北海道知床半島沖で観光船「KAZUⅠ」が沈没し、多くの犠牲者を出した。この重大事故の最大の責任が運航会社「知床遊覧船」と桂田精一社長にあることは言うまでもない。運航会社と同様に重大な責任のあるのが国交省である。
4月27日、斉藤鉄夫国土交通大臣は、「桂田社長が、乗船者のご家族に対し、謝罪と事故経緯の説明を行っておりますが、その内容は、到底ご家族のご納得を得られるものではなかったとの報告を受けております」と語った。これには強い違和感を持った。責任逃れの言葉にしか聞こえなかったからだ。
そもそもこんな会社が観光船を運航することを認めてきたのが国交省である。観光客は、この運航会社がどんな会社なのか、船長はベテランなのか、甲板員は経験があるのかなど知る由もない。だからこそ安全確保は運航会社と共に国交省の責任でもあるのだ。
「KAZUⅠ」は、波の穏やかな瀬戸内海で使う旅客船として約40年前に建造されたものだったという。船舶業界に詳しい関係者は、「静かな内海仕様だった『KAZUⅠ』を、波の荒い知床沖で使っていたというのは、ちょっと信じられません。外海仕様に改造したとしても、常識的ではないでしょう」と語っている。
また昨年、座礁など3度も事故を起こしている。だが国交省は何ら処分も行なっていない。事故の事実を公表し、行政処分を行なっていれば、観光客への注意喚起に繋がっただろう。

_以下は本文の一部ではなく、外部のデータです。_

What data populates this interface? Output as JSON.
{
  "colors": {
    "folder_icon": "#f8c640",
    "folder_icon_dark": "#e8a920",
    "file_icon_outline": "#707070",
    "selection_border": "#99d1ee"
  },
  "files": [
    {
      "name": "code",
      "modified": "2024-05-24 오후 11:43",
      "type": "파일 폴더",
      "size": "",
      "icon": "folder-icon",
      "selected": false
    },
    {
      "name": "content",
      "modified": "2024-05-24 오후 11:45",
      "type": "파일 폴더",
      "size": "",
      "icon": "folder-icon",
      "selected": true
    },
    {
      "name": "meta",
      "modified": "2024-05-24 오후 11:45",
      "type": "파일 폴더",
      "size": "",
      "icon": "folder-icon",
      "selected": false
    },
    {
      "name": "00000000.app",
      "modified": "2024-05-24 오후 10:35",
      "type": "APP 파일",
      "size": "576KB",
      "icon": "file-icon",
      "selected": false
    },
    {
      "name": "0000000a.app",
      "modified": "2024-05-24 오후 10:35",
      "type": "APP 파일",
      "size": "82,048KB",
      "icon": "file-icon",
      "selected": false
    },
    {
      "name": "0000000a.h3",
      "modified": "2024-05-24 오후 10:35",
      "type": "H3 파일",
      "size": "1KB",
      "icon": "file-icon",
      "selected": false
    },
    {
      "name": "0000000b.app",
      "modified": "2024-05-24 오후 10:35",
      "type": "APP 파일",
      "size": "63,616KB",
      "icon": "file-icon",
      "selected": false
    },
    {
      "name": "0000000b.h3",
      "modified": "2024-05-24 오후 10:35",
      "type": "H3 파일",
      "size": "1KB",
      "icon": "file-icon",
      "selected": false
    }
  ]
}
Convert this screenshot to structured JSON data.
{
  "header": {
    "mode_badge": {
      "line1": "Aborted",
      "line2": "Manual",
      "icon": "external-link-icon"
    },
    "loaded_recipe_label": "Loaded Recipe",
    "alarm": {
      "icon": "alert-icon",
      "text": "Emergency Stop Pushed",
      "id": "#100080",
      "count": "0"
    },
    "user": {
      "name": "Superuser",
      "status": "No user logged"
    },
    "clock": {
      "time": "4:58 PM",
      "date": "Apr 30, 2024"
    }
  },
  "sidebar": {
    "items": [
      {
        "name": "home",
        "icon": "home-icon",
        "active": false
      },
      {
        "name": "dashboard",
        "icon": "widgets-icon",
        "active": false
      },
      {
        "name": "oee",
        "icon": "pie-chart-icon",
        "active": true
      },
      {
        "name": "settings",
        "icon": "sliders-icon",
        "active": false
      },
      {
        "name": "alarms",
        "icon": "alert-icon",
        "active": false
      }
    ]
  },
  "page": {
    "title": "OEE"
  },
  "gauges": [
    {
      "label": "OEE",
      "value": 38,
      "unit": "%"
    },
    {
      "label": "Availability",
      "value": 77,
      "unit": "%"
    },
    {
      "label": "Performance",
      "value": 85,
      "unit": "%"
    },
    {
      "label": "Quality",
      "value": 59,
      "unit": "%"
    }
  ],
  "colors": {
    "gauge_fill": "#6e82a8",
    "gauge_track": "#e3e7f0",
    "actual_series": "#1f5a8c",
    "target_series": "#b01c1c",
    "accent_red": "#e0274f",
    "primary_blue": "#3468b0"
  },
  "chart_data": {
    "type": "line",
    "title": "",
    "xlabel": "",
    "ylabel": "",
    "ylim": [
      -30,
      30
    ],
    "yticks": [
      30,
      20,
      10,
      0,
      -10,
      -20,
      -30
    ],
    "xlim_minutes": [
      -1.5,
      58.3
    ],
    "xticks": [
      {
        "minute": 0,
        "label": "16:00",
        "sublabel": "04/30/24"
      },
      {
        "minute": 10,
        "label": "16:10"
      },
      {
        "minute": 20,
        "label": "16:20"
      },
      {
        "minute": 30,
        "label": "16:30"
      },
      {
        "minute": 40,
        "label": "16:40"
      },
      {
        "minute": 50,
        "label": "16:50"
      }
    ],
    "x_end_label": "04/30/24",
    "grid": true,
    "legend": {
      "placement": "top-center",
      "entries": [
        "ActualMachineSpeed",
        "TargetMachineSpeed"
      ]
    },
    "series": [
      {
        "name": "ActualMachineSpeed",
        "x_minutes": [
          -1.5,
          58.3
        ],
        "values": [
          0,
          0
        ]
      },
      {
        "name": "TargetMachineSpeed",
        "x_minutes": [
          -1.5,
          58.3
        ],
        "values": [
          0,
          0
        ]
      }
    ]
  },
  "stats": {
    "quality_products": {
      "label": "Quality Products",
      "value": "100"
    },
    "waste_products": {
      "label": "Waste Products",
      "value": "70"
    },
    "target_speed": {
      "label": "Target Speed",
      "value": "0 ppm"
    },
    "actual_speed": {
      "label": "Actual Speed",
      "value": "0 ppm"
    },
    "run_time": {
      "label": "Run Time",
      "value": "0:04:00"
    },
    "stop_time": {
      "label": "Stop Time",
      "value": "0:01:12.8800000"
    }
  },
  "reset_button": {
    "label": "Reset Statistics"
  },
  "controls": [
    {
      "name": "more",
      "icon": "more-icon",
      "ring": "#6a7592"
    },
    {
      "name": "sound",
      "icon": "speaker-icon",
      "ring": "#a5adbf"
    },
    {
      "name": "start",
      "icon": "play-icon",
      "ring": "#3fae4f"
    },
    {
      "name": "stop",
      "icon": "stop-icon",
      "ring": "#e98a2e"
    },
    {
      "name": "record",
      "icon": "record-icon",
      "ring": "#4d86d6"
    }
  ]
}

国交省によると「KAZUⅠ」が事故の3日前に受けた日本小型船舶機構(JCI)による検査で、衛星電話から携帯電話に通信手段を変更して申請し、検査を通過していたのだ。この際、豊田船長に陸上との通信が可能か尋ねたところ、「繋がる」と答えたため、検査を通したというのだ。しかし、実際には船長の携帯はauのため通信圏外になっており、通じなかった。事故の際も118番通報は、乗客の携帯からだった。水難学会などでは、通信手段は「第二のセーフティネット」として重視している。それがこの大甘な形だけの検査しかしていなかったのだ。
それだけではない。海上運送法施行規則には、運航管理者の要件として、①船長として3年以上または甲板員として5年以上の経験②運航管理の3年以上の実務経験――などと定めている。桂田社長は、自らが3年以上の実務経験に該当するとして北海道運輸局に書類を提出していた。北海道運輸局は、これも何のチェックも無しに認めてきた。
4月28日のテレビのニュースで、知床の観光船会社に北海道運輸局の検査が入った様子が放映された。型通りのチェックを進める北海道運輸局の担当者に対し、知床ネイチャークルーズの長谷川正人船長が担当者に詰め寄り、「書類ばかりやってるから事故が起きるんだ。アンテナ確認とか、(無線が)通じるのかとか、こういうことやれば、もう少し悲惨でなかったかもしれない」と形だけの検査に怒りの声を上げていた。
「知床遊覧船」と国交省は同罪である。